Poloniex and Binance Explained in Data Visualizations

Visualizations are a very intuitive way to understand complex interaction patterns such as transactions in and across centralized crypto exchanges. It is important to understand that different exchanges use different architectures to enable various transaction flows. This is particularly notable in the case of Poloniex and Binance.

The following figure visualization illustrates some of the details of Poloniex’s architecture to process Bitcoin transactions. This exchange uses two main hot wallets(highlighted in green). The main hot wallet(right) process a larger number of transactions while the secondary hot wallet collects the transactions from deposit addresses and then transfer the funds to the main hot wallet. Another aspect to highlight is that Poloniex constraints withdrawals to a small number of addresses (1 to 10).

Binance exhibits a very different architecture maybe due to its larger volume. For instance, withdrawals from the hot wallets go to a much larger number of addresses (often more than 100).

A super curious pattern in the Binance exchange is the fact that deposit addresses not only transfer to hot wallets but also to temporary addresses which, in turn, move the funds to hot wallets.

As two of the main crypto exchanges in the market, Poloniex and Binance constantly interact with each other. The following visualizations illustrates some bidirectional flows of transactions going from Binance hot walletsm to withdrawal addresses to Poloniex’s deposit addresses and its corresponding hot wallet. On the other side, we have transactions going from Poloniex’s withdrawal addresses to Binance’s deposit addresses to its hot wallet.

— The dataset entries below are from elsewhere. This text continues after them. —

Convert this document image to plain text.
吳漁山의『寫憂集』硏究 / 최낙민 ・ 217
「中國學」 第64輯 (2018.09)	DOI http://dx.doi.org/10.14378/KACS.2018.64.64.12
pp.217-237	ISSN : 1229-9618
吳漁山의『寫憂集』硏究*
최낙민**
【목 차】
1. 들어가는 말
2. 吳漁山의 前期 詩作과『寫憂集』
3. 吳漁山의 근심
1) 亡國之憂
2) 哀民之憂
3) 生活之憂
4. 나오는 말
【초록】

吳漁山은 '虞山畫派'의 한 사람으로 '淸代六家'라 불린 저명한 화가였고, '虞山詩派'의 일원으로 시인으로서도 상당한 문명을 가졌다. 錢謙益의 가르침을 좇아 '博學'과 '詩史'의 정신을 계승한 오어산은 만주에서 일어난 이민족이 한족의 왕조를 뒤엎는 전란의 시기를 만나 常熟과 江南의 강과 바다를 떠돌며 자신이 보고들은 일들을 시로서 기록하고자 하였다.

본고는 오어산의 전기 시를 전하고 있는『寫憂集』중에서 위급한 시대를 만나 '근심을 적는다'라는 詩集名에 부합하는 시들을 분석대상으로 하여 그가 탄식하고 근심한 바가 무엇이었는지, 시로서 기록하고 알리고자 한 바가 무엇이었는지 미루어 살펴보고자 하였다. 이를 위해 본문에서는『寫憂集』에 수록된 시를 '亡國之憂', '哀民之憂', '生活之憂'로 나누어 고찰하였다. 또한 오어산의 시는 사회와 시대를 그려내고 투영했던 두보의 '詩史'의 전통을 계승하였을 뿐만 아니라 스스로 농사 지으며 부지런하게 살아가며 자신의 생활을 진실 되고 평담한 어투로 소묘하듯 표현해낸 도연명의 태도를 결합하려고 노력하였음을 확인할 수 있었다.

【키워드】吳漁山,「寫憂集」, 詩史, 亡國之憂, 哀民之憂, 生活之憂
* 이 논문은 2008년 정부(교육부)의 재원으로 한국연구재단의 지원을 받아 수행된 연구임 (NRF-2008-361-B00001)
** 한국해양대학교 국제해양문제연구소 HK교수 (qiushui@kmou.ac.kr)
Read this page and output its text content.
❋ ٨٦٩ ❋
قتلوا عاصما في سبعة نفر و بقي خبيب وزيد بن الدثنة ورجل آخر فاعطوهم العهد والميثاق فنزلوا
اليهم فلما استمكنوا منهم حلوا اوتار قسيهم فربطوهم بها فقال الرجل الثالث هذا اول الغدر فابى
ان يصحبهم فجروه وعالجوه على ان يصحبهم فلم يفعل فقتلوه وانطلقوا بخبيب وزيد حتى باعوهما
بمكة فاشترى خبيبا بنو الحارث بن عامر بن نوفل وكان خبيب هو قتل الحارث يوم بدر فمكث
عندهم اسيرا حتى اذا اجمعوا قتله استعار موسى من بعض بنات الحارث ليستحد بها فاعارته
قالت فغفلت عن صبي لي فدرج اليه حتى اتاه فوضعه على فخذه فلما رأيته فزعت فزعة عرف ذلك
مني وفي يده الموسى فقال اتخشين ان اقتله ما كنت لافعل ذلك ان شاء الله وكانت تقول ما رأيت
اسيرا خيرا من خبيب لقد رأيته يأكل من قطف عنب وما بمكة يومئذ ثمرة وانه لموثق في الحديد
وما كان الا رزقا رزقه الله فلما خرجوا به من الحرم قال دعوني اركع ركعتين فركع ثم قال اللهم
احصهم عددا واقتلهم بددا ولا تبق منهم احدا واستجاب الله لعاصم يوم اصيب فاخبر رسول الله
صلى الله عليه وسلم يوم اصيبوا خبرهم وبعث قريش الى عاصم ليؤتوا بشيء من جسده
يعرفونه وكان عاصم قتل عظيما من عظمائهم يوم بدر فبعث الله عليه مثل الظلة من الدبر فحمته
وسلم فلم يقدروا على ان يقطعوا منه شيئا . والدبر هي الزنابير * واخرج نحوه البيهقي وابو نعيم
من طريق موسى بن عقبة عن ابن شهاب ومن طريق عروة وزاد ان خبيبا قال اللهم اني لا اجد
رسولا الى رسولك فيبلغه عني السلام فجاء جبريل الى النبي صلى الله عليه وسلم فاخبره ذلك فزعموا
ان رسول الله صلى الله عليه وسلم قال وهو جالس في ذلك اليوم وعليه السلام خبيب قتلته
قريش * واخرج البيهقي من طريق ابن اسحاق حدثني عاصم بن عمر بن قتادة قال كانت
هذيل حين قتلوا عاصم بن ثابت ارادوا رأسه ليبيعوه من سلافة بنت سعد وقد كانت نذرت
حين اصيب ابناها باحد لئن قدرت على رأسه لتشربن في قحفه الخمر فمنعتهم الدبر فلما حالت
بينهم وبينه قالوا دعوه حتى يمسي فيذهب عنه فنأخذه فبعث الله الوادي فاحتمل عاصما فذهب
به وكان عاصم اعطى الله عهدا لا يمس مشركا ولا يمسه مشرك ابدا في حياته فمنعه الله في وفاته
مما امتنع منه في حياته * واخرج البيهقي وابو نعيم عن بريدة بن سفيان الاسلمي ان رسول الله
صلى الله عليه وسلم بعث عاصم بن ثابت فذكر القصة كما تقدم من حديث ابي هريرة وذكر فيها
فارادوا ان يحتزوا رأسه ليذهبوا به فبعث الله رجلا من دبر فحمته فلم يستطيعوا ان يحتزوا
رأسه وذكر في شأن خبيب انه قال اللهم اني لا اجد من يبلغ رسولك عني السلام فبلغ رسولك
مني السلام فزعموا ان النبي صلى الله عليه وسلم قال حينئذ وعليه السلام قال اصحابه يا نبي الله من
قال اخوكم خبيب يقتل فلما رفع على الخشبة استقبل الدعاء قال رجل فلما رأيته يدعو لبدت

These are just some of the fascinating insights into Binance and Poloniex’s transaction architectures that can be extrapolated from applying machine learning models against blockchain datasets. Different centralized exchanges use different architectures to adapt to its transaction volume. The use data science reveals some fascinating patterns that explains some of the behavior of centralized exchanges in ways that are impossible by just looking at prices and order books.